E não conseguia decidir que mais a irritava. Se os erros que tinha por obrigação já não dar, se todo aquele enigma que a mensagem continha. Conhecia a má fama do beco cujo nome devia à árvore plantada num canteiro e a que todos roubavam os limões. Os quais, não fosse outro antecipar-se, não tinham tempo de amadurecer. Mas era outro o verdadeiro motivo da reputação daquele recanto. Situado na confluência do espaço que separava rapazes e raparigas, era lá que se davam os primeiros e tímidos beijos. Espreitados por aqueles que, como ela, não tinham ainda quem os beijasse. Andaria o Joaquim com ideias? Não, decididamente não. O Joaquim de olhar triste? O frágil e idealista Joaquim que facilmente cedia aquando de uma sua argumentação contrária? Por outro lado, o único que parecia não ver as muletas que usava?

Quando se aproximou, viu-o sentado no rebordo do canteiro, pernas estendidas sobre o alcatrão. Sorriu ao vê-la e ela, apoiada sobre as suas quatro pernas, sorriu também ao vê-lo erguer-se para que, solícito, a ajudasse a sentar-se. Deu às pernas a mesma posição que as dele, arrumou as muletas paralelamente a elas e pronto!, já cá estava, uma hora antes das aulas. E agora? Qual era o mistério?

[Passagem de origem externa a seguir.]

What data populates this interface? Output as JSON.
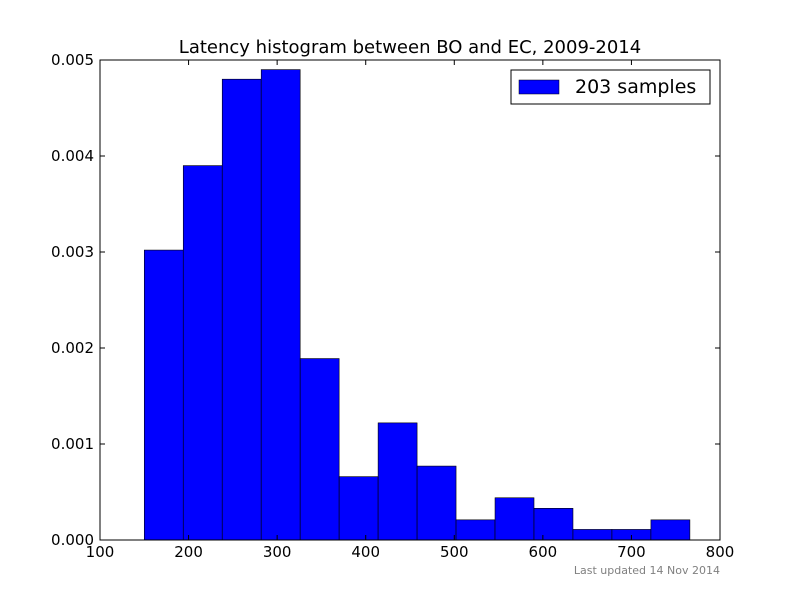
{
  "chart_data": {
    "type": "bar",
    "title": "Latency histogram between BO and EC, 2009-2014",
    "xlabel": "",
    "ylabel": "",
    "xlim": [
      100,
      800
    ],
    "ylim": [
      0,
      0.005
    ],
    "x_ticks": [
      100,
      200,
      300,
      400,
      500,
      600,
      700,
      800
    ],
    "y_ticks": [
      "0.000",
      "0.001",
      "0.002",
      "0.003",
      "0.004",
      "0.005"
    ],
    "bin_edges": [
      150,
      194,
      238,
      282,
      326,
      370,
      414,
      458,
      502,
      546,
      590,
      634,
      678,
      722,
      766
    ],
    "series": [
      {
        "name": "203 samples",
        "color": "#0000ff",
        "values": [
          0.00302,
          0.0039,
          0.0048,
          0.0049,
          0.00189,
          0.00066,
          0.00122,
          0.00077,
          0.00021,
          0.00044,
          0.00033,
          0.00011,
          0.00011,
          0.00021
        ]
      }
    ],
    "grid": false,
    "legend_position": "top-right"
  },
  "footer": {
    "note": "Last updated 14 Nov 2014"
  }
}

Ele sorriu de novo. O sorriso parvo dos rapazes que se julgavam em poder de um segredo quando, por fim, ou o não era ou resultava num qualquer disparate sem interesse.

O mistério? Há muito que pensava nele. Provavelmente, há meses, se calhar, há mais de um ano. E agora estava decidido: ia fugir de casa.

Ela olhou-o, estupefacta. De repente, veio-lhe à ideia que as muletas eram suas, mas teria sido ele quem delas teria caído e batido com a cabeça.

— Fugir? Fugir de quê? De quem? Para onde?

Sim, fugir. Fugir aos pais que não se importavam com ele. Para eles, não era mais que um boneco que não tinha jeito para nada a não ser para estudar. A quem limpavam o ranho quando estava constipado ou punham de castigo quando fazia asneiras ou davam um jogo novo quando tinha boas notas. Um macaco. E ele não queria ser um macaco. Queria partir à aventura, mostrar que era um homem. Queria ver montanhas e trepar por elas, atravessar os mares e fumar cachimbo, escrever e mostrar aos pais que era um génio…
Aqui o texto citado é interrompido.